You're right. It doesn't make sense. It doesn't make sense to the ADULT mind but from a child's perspective it is different.

As adults, when someone treats us poorly, we remove them from our lives, as in the case of divorce. A child cannot divorce their parent the same way that we divorce our spouse.

What happens is that the child develops an insecure attachment to the parent that is abusive toward them. In fact, the insecure attachment that the child forms with the abusive parent actually motivates them to become more strongly attached to the abusive parent.
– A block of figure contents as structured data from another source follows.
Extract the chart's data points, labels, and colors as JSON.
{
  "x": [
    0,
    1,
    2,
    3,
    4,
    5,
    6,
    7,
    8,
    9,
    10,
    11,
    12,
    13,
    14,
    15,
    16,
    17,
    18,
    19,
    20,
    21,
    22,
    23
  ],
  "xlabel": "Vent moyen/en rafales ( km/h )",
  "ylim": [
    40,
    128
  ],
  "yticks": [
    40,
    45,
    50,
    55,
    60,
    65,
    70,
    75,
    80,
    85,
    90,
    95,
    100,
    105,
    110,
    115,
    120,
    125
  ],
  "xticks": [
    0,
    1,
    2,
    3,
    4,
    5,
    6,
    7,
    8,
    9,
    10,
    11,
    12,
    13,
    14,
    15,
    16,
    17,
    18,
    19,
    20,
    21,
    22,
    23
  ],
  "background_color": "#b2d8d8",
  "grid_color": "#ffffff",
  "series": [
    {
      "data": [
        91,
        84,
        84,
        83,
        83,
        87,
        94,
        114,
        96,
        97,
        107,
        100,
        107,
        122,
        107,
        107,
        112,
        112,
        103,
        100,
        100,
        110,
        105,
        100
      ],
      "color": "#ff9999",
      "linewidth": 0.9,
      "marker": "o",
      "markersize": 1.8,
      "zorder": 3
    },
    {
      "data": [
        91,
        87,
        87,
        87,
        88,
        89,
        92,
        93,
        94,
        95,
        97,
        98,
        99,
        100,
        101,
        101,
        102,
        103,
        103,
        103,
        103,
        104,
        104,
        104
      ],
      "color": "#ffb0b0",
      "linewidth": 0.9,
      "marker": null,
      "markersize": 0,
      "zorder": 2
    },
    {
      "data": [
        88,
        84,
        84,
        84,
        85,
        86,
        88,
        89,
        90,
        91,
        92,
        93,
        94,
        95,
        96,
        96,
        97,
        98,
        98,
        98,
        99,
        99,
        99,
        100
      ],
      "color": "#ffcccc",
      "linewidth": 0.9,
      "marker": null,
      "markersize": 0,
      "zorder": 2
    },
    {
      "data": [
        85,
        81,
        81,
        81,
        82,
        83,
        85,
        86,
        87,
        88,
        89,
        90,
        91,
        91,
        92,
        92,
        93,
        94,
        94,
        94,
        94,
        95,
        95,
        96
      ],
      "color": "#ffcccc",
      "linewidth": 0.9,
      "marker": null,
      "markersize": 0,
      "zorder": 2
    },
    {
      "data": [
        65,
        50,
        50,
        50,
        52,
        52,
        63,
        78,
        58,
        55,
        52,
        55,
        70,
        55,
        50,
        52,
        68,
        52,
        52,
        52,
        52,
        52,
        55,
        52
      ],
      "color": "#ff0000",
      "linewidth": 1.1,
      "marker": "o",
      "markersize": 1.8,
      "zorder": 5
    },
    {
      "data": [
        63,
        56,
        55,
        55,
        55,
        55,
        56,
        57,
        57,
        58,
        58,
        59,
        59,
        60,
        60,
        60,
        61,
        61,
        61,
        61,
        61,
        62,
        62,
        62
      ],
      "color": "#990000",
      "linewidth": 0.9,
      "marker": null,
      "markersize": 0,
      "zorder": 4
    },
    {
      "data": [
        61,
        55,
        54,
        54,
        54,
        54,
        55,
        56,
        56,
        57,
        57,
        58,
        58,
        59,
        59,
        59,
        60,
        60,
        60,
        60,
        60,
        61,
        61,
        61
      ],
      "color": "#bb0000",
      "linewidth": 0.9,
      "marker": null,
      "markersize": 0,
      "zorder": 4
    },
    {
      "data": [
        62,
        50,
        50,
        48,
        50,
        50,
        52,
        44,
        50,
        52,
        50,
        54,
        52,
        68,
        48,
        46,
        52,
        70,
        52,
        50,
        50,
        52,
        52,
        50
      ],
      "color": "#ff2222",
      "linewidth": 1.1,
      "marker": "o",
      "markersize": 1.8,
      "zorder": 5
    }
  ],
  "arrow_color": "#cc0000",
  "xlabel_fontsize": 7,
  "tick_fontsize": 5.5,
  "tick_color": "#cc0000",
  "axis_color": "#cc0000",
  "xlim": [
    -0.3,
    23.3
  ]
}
While this seems counter intuitive to the adult mind, to a child it is the opposite.
In a child's mind, if they reject the abusive parent they are more likely to endure worse consequences. They are more likely to starve, be neglected or suffer worse dangers in life. It is a survival instinct that they attach themselves more readily to the abusive parent to avoid these other bad consequences.

What happens when the parent is abusive to the child is that the child strives even harder to gain the parent's approval, regardless of the punishment that they may receive. It becomes the child's goal to establish a relationship with the abusive parent in any way that they possibly can.

Think of it this way: When we don't eat, we become hungry. If we go long enough without eating, we will experience side effect and symptoms of malnourishment and our body emits distress symptoms. Just because our body is sending out distress signals, it doesn't mean that we don't want to eat. Of course we do! When the opportunity to eat arises, we eat more.

It works the same way with a child. When a child is craving that attachment with a parent and doesn't get it, it doesn't mean that he or she no longer wants the attachment. It makes them want the attachment more. A child will strive to gain this attachment in any way possible.

From the child's point of view, there are no circumstances that exist that will make them choose to terminate that attachment with the abusive parent. To choose to terminate it would be risking their life and safety. No matter how bad that parent is, in the child's perspective, it is far better than what could happen to him or her.

The pattern of abuse or neglect that the child receives from the abusive parent, is viewed as being normal to the child because it is all that the child has ever known. It is what is the norm to him or her and it is incomprehensible that anyone else should live in a different way. To the child, everyone experiences the abuse that they do, so it is not wrong.

In the case of Alienation, when a child aligns him or herself with the abusive parent, they are doing so to attain this attachment, to gain approval and save themselves from the dangers that they could be facing if that parent was not a part of their lives. They align themselves with the abusive or alienating parent to gain their approval and feed their need for attachment.

Counter intuitive as it may be, this is the reality of how a child's mind works when it comes to an abusive or alienating parent. Don't get me wrong, the child would love for the parent to stop hurting him or her, but because the child loves that parent and needs to be attached to that parent, he or she will live with the consequences of abuse.

It isn't until that child starts to understand that the abusive or alienating behaviors are wrong, that they will be able to comprehend the need for change.